To combat the trend of unnecessary, overuse of antibiotics, several health care providers have now adopted stewardship programs dedicated to controlling antibiotic prescriptions and treatment. Such programs have proven to be extremely beneficial, especially for hospitalized children, who stay infection-free for longer, according to a new study.

The study, the first to assess the benefits of such programs on the health of children, is being presented at IDWeek 2014TM, a forum for health professionals.

Health care professionals, have in the last few years, seen an unprecedented increase in antibiotic resistance cases. Several bugs are now immune to traditional first-line course of antibiotics. In such cases, physicians have to prescribe newer and costlier antibiotic regimens, increasing the overall cost of health care.

These are offshoots of over prescription of drugs. Research shows that more than half of antibiotics prescribed at hospitals are unnecessary or inappropriate, giving rise to antibiotic-resistant infections, which are difficult or impossible to treat. In an age when community-acquired infections are on the rise, overcoming antibiotic resistance is of paramount importance.

Currently, more than two million people are infected with antibiotic-resistant infections every year and 23,000 die, according to the Centers for Disease Control and Prevention.

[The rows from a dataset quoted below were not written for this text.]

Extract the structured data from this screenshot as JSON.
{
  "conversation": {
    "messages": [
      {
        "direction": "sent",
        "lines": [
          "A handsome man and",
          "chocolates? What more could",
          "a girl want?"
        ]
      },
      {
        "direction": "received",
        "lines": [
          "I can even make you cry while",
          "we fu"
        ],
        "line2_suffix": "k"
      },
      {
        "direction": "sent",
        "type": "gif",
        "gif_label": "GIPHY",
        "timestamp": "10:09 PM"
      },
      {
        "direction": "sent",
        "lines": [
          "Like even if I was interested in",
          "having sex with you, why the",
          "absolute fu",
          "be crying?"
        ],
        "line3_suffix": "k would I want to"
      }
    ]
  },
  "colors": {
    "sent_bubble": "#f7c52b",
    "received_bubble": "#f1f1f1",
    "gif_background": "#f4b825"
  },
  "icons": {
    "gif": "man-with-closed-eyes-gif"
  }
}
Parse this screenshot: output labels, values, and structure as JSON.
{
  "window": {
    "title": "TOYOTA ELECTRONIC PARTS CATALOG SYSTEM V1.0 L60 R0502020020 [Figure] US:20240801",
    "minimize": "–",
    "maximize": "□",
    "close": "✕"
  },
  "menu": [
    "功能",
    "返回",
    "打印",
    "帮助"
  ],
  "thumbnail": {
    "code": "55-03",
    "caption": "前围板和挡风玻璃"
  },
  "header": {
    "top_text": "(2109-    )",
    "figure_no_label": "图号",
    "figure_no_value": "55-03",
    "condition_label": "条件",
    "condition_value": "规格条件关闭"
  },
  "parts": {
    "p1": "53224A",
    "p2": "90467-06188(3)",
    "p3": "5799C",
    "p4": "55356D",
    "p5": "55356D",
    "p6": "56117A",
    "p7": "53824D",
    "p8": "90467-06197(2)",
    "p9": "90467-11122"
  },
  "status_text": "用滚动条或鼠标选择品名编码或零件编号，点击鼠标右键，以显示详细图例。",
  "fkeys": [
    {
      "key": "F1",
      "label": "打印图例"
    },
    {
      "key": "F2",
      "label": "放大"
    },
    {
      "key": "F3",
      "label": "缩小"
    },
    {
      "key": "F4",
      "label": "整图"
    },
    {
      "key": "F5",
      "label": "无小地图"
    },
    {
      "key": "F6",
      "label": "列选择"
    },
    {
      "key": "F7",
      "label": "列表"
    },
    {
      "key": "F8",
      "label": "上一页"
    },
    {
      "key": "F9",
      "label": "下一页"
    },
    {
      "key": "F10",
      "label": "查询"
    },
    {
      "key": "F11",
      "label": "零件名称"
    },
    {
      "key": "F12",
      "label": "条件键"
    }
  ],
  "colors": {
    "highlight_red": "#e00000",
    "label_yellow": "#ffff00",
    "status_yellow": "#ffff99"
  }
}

Antibiotic stewardship programs, often headed by epidemiologists or infectious diseases physicians, have been designed to manage how and when antibiotics are being prescribed in hospitals and other health care facilities across the country.

"Studies have shown stewardship programs reduce antibiotic use and decrease the risk of antibiotic resistance, but this is the first to demonstrate that these programs actually reduce length of stay and readmission in children," said lead author Jason Newland, in a statement. "These findings reinforce the health benefits of antibiotic stewardship programs for some of our most vulnerable patients. It's clear that more hospitals should invest their resources in implementing such programs."

The study tracked the antibiotic stewardship program at Children's Mercy Hospital-Kansas City for five years. The program recommended that the prescribed antibiotic be discontinued or the dose or type of antibiotic be changed in 1,191 of 7,051 hospitalized children (17 percent). The child's physician had the option of accepting or rejecting the recommendation.

In most cases, the recommendation was to discontinue the antibiotic use, as the program felt it was unnecessary. Children who were treated as per the program, stayed in the hospital for shorter. Thirty-day admissions were reduced among children who did not have complex chronic care issues, such as cerebral palsy or congenital heart disease.

The length of stay averaged 68 hours, and there were no 30-day readmissions among children whose doctor followed the recommendation, while the length of stay averaged 82 hours. Patients whose doctor did not follow the recommendations saw a readmission rate of 3.5 percent in 30 days.

"Skeptics say stopping the antibiotics and sending the kids home sooner will lead to more children being readmitted, but we didn't find that," Newland said. "What we found was that kids were being taken off unnecessary antibiotics sooner — and in a safe manner."